A smoker’s lot……..

August 10th, 2009

ob3-copy……is not a happy one.

Waking each day to a fit of coughing. The dedicated smokers’ early morning cough. But now it goes on all day, probably because I caught a cold on my recent summer holiday in Brittany. Torture to smoke. Torture not to smoke.

But even when free of infections it’s bad. Cannot smoke in a seaside shelter, even when there is Force 10 gale blowing and the risk of making any other human being ill from passive smoking is nil. Cannot smoke after dinner in any restaurant or pub. Have to go into the garden to smoke at the houses of many friends.

And on top of that it costs. Now frequently six pounds a pack, so that soon smokers, like heroin junkies will be stealing in order to finance their addiction.

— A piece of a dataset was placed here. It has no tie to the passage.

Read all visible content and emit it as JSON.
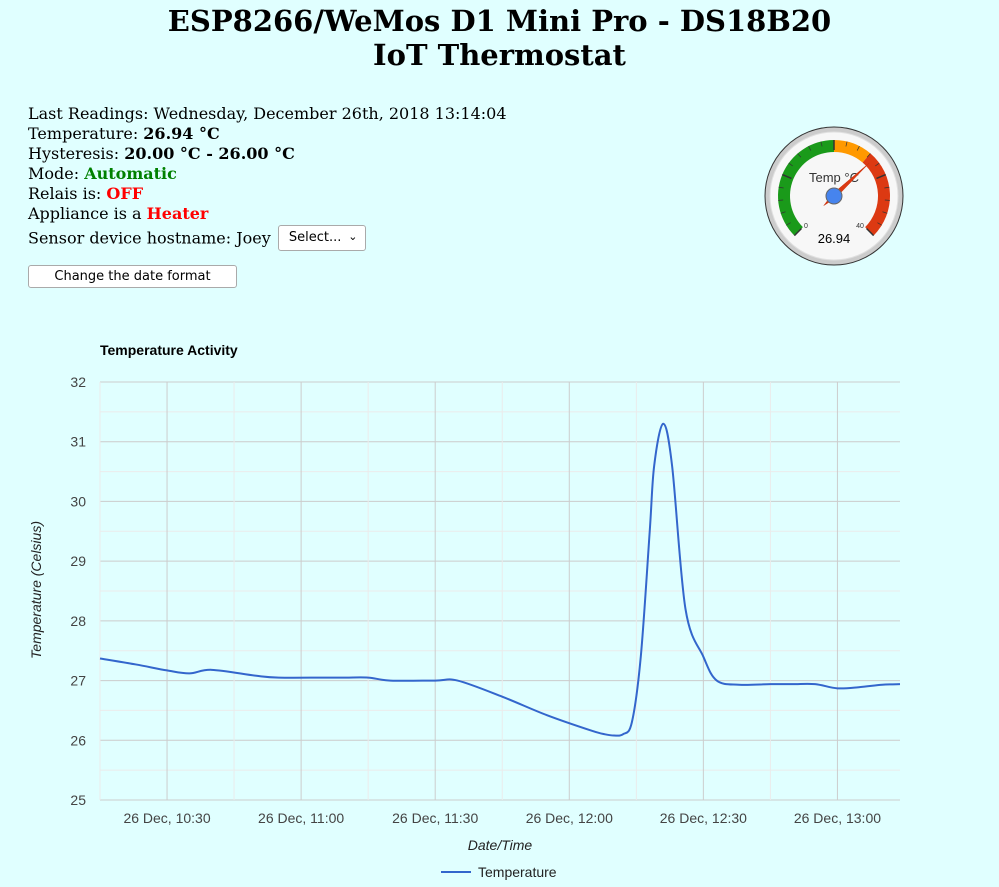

And it’s bound to get worse as each year goes by. I have never been one of those smokers who thought they never have to suffer the negative consquences. Even before Sir Richard Doll established that smoking probably caused long cancer, I had spent year’s listening to my father coughing every morning. Being confined to bed with bronchitis. And in later years getting out of breath when he walked up hill.

In the event he died, aged 67, of prostate cancer, before his smoking habit killed him. I have now lived eight years longer, and the chances that some smoking related disease will be on my death certificate increase exponentially every year. It will probably be emphysema or chronic bronchitis, or a mixture of the two.

So it is obviously about time I had another attempt at giving up. Today there is lot’s of help and advice available. But on my preliminary trawl of the web just now, I cannot find anything that is addressed at people like me.

Smokers who are also manic depressives. The healing effects of the nicotine drug but also in my view the other comforts of smoking. There is the joy of the long exhalation, where you get rid of all that nasty irritating smoke you have just taken in. Very relaxing and calming.

 Smoking helps to relieve the glooms, and, equally important, makes sure that we pause, and take a few deep breaths, before we get carried away by some particular manic enthusiasm.

Maybe there is another smoker out there of my irlk, who has successfully given up, perhaps found something as good as nicotine.

Meanwhile I am doing what the NHS tells me to do – making a plan to stop in a few days time. And drawing up that plan using the help available.

The nearest smokefree adviser to here is in Boots in Lyme Regis, so I am off there tomorrow to see what they advise, and maybe pick up patches or gum.

But, whatever happens, I count myself lucky to have enjoyed the benefits of smoking for so long. Unlike R. J. Reynolds the founder of the Reynolds tobacco company of the Camel cigarette which has brought me hours of enjoyment since I discovered it in New York in 1960. He got nasty emphysema though pancreatic cancer got him before it could kill him. However the son and nephew and several other members of the family died youngest of lung cancer or emphysema.

Patrick Reynolds, the founder’s grandson, has devoted most of his life to campaigning against smoking, not only working to save the lives of Americans, where anti-smoking legislation has been tough for many years, but working to persuade the governments of such smokers’ paradises as Greece and China to see the error of their ways.

Reynolds is the second largest US tobacco company and its Camels are one of the leading international brands. So far as I can glean from a quick trawl of the web, the Reynolds family is not currently involved in the management. The majority owner and the top management are from British American Tobacco (Ken Clarke’s lot) so its Brits not Yanks who are the leading merchants of death.

Thus far I have written this with two fags and am now screaming for more. So am not at all sure that I can manage without the weed.

Better men than me have tried and failed. According to a recent CBS report Barack Obama is still smoking despite what the White House press office has been asserting.

2 Responses to “A smoker’s lot……..”

  1. Svetla Says:

    An Alexander Technique practitioner recently told me that you could never quit smoking by making a plan. His formula was “postpone and delay” and give yourself “time and space”, i.e. when you are screaming for a cigarette, just make a pause, then try to become fully conscious of your urge to smoke, explore how it feels and direct your mind to the various sensations in your body – then smoke your cigarette conscious of the action of smoking.
    I have not tried it so far and have no idea whether it works but it seems to me to be a very different kind of smoking and probably not as enjoyable. But I am thinking to try it as an experiment.

  2. Bob Jones Says:

    Thanks for the tip, Svetla. Makes a lot of sense, so may well consult one of the local Alexander teachers. The focus on breathing out fully should help to counteract emphysema.